Materials and Methods: A prospective, observational study conducted in the Gastroenterology and Medicine outpatient departments of KGMU, Lucknow after ethics approval (IEC 3006/Ethics/2024, 23-01-2024). Adults with viral hepatitis receiving antivirals were enrolled (n = 95) after consent. ADRs were captured using a pre-designed case-record form and assessed by WHO-UMC causality and Hartwig severity scales; follow-up was scheduled at ~1 month and thereafter per protocol, with review after any ADR. Statistical analyses included paired t-tests, chi-square tests, and Kruskal–Wallis (two-sided p < 0.05).

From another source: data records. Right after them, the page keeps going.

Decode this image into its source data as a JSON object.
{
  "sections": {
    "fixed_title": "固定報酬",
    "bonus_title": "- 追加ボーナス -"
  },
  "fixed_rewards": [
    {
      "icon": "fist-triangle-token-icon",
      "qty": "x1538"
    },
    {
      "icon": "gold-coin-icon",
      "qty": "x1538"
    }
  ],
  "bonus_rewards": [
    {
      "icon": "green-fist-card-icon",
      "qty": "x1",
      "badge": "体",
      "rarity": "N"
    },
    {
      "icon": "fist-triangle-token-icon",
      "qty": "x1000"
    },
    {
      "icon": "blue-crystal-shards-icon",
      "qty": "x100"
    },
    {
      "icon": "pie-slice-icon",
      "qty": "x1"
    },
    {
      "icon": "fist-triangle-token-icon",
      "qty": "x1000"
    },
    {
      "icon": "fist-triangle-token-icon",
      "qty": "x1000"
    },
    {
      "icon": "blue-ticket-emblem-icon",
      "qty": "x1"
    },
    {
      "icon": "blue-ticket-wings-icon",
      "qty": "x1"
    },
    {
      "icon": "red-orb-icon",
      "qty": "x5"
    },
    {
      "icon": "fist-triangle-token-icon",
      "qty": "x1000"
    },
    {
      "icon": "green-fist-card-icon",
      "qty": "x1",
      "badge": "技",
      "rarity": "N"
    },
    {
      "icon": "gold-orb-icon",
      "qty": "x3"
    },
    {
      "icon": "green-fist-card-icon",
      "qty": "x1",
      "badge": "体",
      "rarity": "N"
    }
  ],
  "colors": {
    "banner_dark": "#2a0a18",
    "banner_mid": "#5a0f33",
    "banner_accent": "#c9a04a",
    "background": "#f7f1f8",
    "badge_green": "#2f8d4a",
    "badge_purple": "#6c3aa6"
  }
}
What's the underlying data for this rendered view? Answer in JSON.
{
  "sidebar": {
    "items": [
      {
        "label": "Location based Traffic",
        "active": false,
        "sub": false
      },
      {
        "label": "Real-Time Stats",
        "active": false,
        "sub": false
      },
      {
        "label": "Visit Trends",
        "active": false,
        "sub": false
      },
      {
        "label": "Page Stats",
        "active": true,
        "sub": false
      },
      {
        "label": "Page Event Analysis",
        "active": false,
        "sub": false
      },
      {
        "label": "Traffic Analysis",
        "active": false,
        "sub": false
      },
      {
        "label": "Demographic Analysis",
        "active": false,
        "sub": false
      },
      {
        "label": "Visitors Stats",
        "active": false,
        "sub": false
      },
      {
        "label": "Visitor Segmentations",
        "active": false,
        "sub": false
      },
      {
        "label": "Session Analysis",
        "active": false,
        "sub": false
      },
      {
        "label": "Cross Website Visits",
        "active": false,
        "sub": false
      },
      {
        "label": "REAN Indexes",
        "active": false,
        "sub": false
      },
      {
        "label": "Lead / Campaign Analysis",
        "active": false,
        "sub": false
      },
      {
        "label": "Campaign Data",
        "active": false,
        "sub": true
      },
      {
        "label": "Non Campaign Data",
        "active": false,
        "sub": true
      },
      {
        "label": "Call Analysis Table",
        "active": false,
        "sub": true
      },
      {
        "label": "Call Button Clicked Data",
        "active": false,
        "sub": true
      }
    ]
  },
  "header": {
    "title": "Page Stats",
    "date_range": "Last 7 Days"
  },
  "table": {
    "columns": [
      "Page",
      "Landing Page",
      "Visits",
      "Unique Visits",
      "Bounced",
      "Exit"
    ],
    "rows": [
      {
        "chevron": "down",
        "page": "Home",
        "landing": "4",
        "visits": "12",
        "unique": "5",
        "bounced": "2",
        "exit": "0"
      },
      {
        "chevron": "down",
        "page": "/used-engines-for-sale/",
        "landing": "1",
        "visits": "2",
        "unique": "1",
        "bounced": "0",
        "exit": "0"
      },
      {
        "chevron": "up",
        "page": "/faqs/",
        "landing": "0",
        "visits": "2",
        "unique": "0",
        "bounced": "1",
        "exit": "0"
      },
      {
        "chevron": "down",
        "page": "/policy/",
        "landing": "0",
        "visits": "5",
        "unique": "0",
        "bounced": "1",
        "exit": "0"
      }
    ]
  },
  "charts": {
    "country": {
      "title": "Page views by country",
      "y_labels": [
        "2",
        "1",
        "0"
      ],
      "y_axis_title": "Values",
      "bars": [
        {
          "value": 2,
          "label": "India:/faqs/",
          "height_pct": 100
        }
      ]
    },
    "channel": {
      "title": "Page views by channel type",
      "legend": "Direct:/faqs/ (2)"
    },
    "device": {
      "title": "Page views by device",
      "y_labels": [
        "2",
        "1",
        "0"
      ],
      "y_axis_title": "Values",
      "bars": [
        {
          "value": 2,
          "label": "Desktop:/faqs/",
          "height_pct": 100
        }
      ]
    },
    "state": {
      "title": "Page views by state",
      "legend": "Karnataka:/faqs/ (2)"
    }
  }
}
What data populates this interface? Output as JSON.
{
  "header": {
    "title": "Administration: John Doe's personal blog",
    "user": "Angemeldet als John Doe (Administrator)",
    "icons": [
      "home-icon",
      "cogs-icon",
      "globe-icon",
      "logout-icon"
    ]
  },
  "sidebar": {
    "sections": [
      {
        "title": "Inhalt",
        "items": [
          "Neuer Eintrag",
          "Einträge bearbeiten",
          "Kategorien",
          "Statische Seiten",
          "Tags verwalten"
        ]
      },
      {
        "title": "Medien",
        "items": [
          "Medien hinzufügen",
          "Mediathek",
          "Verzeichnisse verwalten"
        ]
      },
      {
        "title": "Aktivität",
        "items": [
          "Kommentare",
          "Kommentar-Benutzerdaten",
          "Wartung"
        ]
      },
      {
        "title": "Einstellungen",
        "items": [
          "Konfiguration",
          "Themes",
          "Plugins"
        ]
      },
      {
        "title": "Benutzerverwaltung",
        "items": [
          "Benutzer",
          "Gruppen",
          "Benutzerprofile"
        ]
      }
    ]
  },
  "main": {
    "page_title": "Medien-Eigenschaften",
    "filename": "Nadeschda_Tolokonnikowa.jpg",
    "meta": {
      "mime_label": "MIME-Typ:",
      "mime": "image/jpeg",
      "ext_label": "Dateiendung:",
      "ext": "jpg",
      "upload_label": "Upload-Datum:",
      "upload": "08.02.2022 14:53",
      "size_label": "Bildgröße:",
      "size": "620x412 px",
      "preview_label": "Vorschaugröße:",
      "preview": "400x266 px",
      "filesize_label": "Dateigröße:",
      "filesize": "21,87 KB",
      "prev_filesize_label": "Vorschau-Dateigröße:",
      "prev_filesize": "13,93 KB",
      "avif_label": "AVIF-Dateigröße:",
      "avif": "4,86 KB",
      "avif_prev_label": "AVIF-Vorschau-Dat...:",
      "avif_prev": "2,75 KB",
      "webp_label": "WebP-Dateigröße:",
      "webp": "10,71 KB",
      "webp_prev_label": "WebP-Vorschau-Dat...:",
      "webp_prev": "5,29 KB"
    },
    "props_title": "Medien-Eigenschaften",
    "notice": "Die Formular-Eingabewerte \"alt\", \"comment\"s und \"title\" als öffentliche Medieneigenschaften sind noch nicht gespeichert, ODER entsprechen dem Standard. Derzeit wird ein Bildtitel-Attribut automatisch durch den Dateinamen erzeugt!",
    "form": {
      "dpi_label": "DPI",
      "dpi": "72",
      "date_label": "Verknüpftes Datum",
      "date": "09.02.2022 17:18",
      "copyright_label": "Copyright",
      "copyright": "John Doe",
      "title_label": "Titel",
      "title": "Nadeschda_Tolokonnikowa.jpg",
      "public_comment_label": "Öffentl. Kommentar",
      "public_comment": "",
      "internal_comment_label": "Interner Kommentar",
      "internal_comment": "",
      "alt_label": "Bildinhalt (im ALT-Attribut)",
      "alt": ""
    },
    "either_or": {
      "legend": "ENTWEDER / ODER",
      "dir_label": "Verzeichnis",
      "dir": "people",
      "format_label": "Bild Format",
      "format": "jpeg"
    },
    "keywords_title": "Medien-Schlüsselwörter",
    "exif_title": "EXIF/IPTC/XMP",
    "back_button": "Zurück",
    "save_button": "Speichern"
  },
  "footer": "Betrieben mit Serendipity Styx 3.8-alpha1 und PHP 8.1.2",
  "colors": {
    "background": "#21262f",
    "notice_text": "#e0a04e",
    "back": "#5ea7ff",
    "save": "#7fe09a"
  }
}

Results: Antivirals prescribed were tenofovir, entecavir, sofosbuvir+daclatasvir and sofosbuvir+velpatasvir. From baseline to follow-up, there were significant improvement in biochemical parameters, decrease in AST/SGOT, ALT/SGPT, ALP, urea, creatinine, and INR, and increase in serum protein and albumin. ADRs occurred in 31/95 (32.6%); Most frequent ADRs were nausea, headache, and fatigue. Most ADRs were mild. Causality was probable/possible in all cases.
Conclusion: In tertiary-care practice, antiviral therapy for viral hepatitis was associated with favourable biochemical trajectories & mild ADRs. ADR type & onset timing differ, supporting early monitoring & standardised documentation to optimise safety.